I’ve been taking photos for years and now have many thousands, in fact too many to store on my laptop. My family take photos too, and we all like to share them.

None of us are particularly happy with Facebook or other online photo sharing sites, and anyway most of these are geared towards individual photographers, not a family of photo sharers.

As I’m a programmer I like to know how things work and strongly favour a solution where I can see and test the photo and metadata storage, so that I know that everything is safe. (And OK, yes, as a programmer I’m much more motivated to create my own solution rather than use an existing one!)

So how do we store and share our photos? Our solution: a Home Photo Bank. It’s a safe place to store and share your family photos on your home network.

If you’ve got a spare computer around, a cheap Raspberry Pi would be idea, then follow this blog post to get your own photo bank up and running.

As well as photo storage and sharing, there are also tagging features so that you can categorise and discover related photos.

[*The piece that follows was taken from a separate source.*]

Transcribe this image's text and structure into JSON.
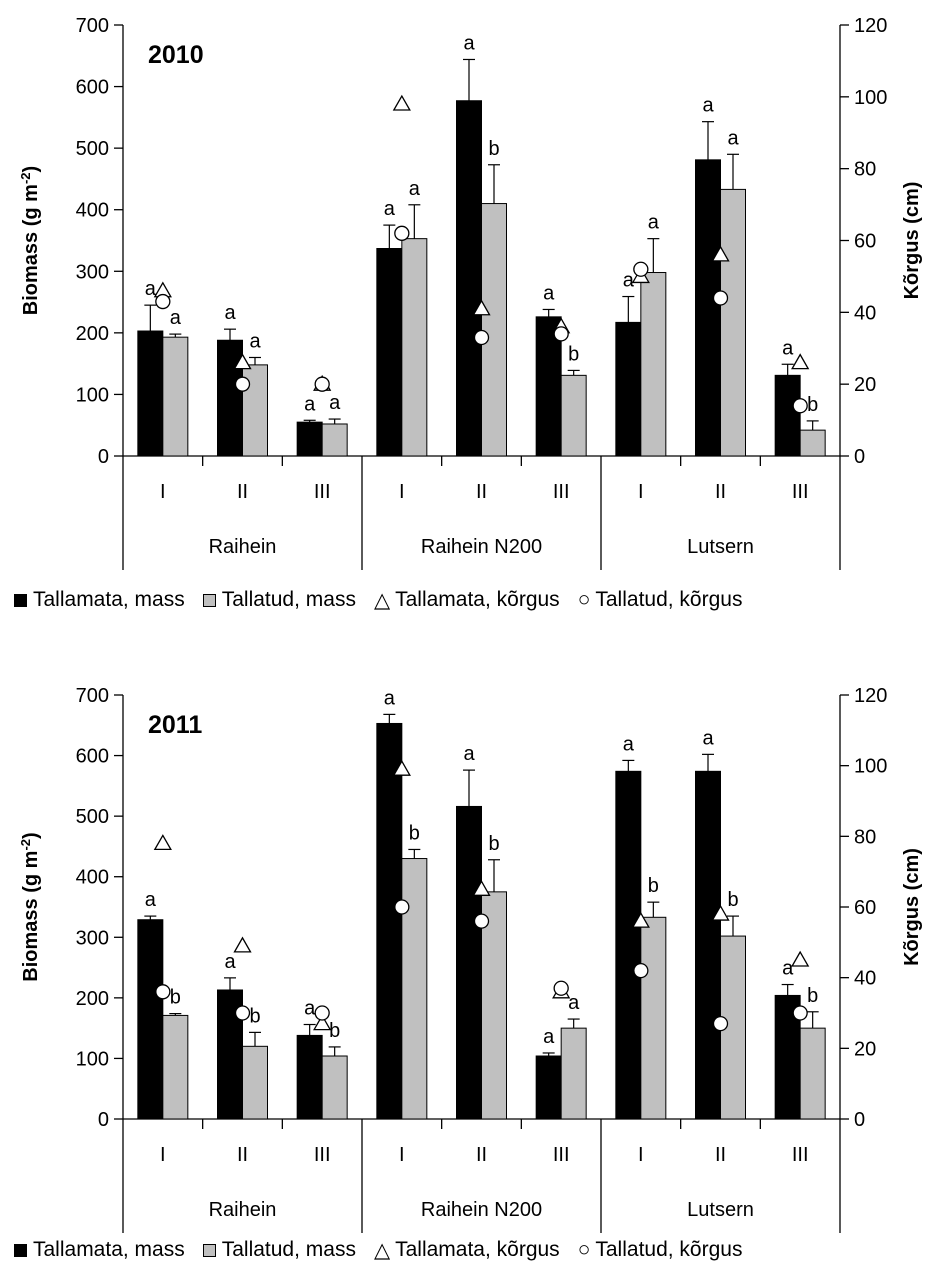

../../../_images/home-photo-bank-search.jpg

You can read a bit more about the photo bank on its GitHub page: https://github.com/ericclack/home-photo-bank

Note: this is tested on Raspbian, and Mac OS. It should work on any Debian distro, and will probably work on Windows with some tweaks.

What you need:

  • A Raspberry Pi, model 2 or 3, running Raspbian
  • A router to plug it into, or use wifi
  • Some familiarity with the linux command line.

The steps:

Here’s a summary of the steps we’ll carry out:

  • Make your Raspberry Pi visible on your home network
  • Install packages: oracle-java8-jdk and mongodb
  • Install the application
  • reate cron ‘reboot’ entry to run the photo bank
  • Add a photo-uploader user, SSH keys and local scripts to make it easy to import files
  • Test that it works.

Make your Raspberry Pi visible

Your family and friends (and anyone else on your home network) need to be able to access the photo bank. Set the Pi’s hostname by editing /etc/hostname and then share the link http://photobank.local:3000/ - replace “photobank” with whatever hostname you gave your pi.

Install packages

Use apt-get to install the required packages: Java JDK for the runtime, and MongoDB for the data store and git to get the app itself.

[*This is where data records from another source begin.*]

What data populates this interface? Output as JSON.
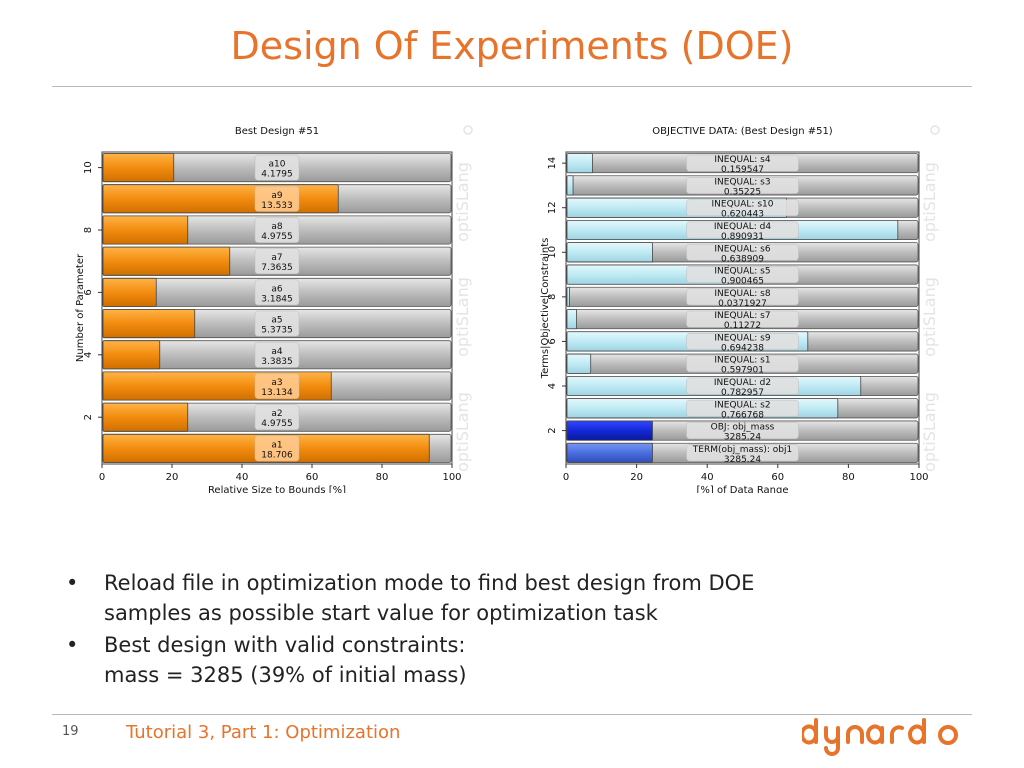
{
  "slide": {
    "title": "Design Of Experiments (DOE)",
    "bullets": [
      {
        "line1": "Reload file in optimization mode to find best design from DOE",
        "line2": "samples as possible start value for optimization task"
      },
      {
        "line1": "Best design with valid constraints:",
        "line2": "mass = 3285 (39% of initial mass)"
      }
    ],
    "footer": {
      "page_number": "19",
      "text": "Tutorial 3, Part 1: Optimization",
      "logo_text": "dynardo"
    },
    "colors": {
      "accent": "#e8732a",
      "orange_bar": "#f28c0f",
      "light_blue_bar": "#bfeaf4",
      "blue_bar": "#1428d8",
      "mid_blue_bar": "#4a6ee0",
      "track": "#c6c6c6"
    }
  },
  "chart_data": [
    {
      "type": "bar",
      "orientation": "horizontal",
      "title": "Best Design #51",
      "xlabel": "Relative Size to Bounds [%]",
      "ylabel": "Number of Parameter",
      "xlim": [
        0,
        100
      ],
      "xticks": [
        "0",
        "20",
        "40",
        "60",
        "80",
        "100"
      ],
      "yticks": [
        "2",
        "4",
        "6",
        "8",
        "10"
      ],
      "watermark": "optiSLang",
      "bars": [
        {
          "name": "a1",
          "value_label": "18.706",
          "percent": 93.5,
          "highlight": true
        },
        {
          "name": "a2",
          "value_label": "4.9755",
          "percent": 24.5,
          "highlight": false
        },
        {
          "name": "a3",
          "value_label": "13.134",
          "percent": 65.5,
          "highlight": true
        },
        {
          "name": "a4",
          "value_label": "3.3835",
          "percent": 16.5,
          "highlight": false
        },
        {
          "name": "a5",
          "value_label": "5.3735",
          "percent": 26.5,
          "highlight": false
        },
        {
          "name": "a6",
          "value_label": "3.1845",
          "percent": 15.5,
          "highlight": false
        },
        {
          "name": "a7",
          "value_label": "7.3635",
          "percent": 36.5,
          "highlight": false
        },
        {
          "name": "a8",
          "value_label": "4.9755",
          "percent": 24.5,
          "highlight": false
        },
        {
          "name": "a9",
          "value_label": "13.533",
          "percent": 67.5,
          "highlight": true
        },
        {
          "name": "a10",
          "value_label": "4.1795",
          "percent": 20.5,
          "highlight": false
        }
      ]
    },
    {
      "type": "bar",
      "orientation": "horizontal",
      "title": "OBJECTIVE DATA: (Best Design #51)",
      "xlabel": "[%] of Data Range",
      "ylabel": "Terms|Objective|Constraints",
      "xlim": [
        0,
        100
      ],
      "xticks": [
        "0",
        "20",
        "40",
        "60",
        "80",
        "100"
      ],
      "yticks": [
        "2",
        "4",
        "6",
        "8",
        "10",
        "12",
        "14"
      ],
      "watermark": "optiSLang",
      "bars": [
        {
          "name": "TERM(obj_mass): obj1",
          "value_label": "3285.24",
          "percent": 24.5,
          "kind": "term"
        },
        {
          "name": "OBJ: obj_mass",
          "value_label": "3285.24",
          "percent": 24.5,
          "kind": "objective"
        },
        {
          "name": "INEQUAL: s2",
          "value_label": "0.766768",
          "percent": 77,
          "kind": "constraint"
        },
        {
          "name": "INEQUAL: d2",
          "value_label": "0.782957",
          "percent": 83.5,
          "kind": "constraint"
        },
        {
          "name": "INEQUAL: s1",
          "value_label": "0.597901",
          "percent": 7,
          "kind": "constraint"
        },
        {
          "name": "INEQUAL: s9",
          "value_label": "0.694238",
          "percent": 68.5,
          "kind": "constraint"
        },
        {
          "name": "INEQUAL: s7",
          "value_label": "0.11272",
          "percent": 3,
          "kind": "constraint"
        },
        {
          "name": "INEQUAL: s8",
          "value_label": "0.0371927",
          "percent": 1,
          "kind": "constraint"
        },
        {
          "name": "INEQUAL: s5",
          "value_label": "0.900465",
          "percent": 46,
          "kind": "constraint"
        },
        {
          "name": "INEQUAL: s6",
          "value_label": "0.638909",
          "percent": 24.5,
          "kind": "constraint"
        },
        {
          "name": "INEQUAL: d4",
          "value_label": "0.890931",
          "percent": 94,
          "kind": "constraint"
        },
        {
          "name": "INEQUAL: s10",
          "value_label": "0.620443",
          "percent": 62.5,
          "kind": "constraint"
        },
        {
          "name": "INEQUAL: s3",
          "value_label": "0.35225",
          "percent": 2,
          "kind": "constraint"
        },
        {
          "name": "INEQUAL: s4",
          "value_label": "0.159547",
          "percent": 7.5,
          "kind": "constraint"
        }
      ]
    }
  ]
}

sudo apt-get install oracle-java8-jdk mongodb git

Install the Photo Bank

There are five parts to the install:

  • Install the build tool Leiningen
  • Get the app source code
  • Make media directories
  • Set database credentials
  • Run the app to download dependencies and start up the photo bank

To get Leiningen:

wget https://raw.githubusercontent.com/technomancy/leiningen/2.7.1/bin/lein
chmod +x lein
lein

To get the app source code run:

git clone git@github.com:ericclack/home-photo-bank.git

Make media directories:

The photo bank stores photos in media directories. Create these before you run the app:

cd home-photo-bank/media
mkdir _import _process _failed

Credentials:

The media and database credentials are stored in the file profiles.clj – create this file and add these lines:

{:profiles/dev
  {:env
    {:media-path "media"
     :database-url "mongodb://localhost/photo-bank" }}}

Almost there

Now run the app, this will download all dependencies on the first run:

cd home-photo-bank
lein run

Now you should be able to browse to http://photobank.local:3000/

Pop some files into the folder media/_process and then browse to the Import tab to tag and import.

Further set up information is available on the project GitHub page including scripts to automate start-up, import and backup.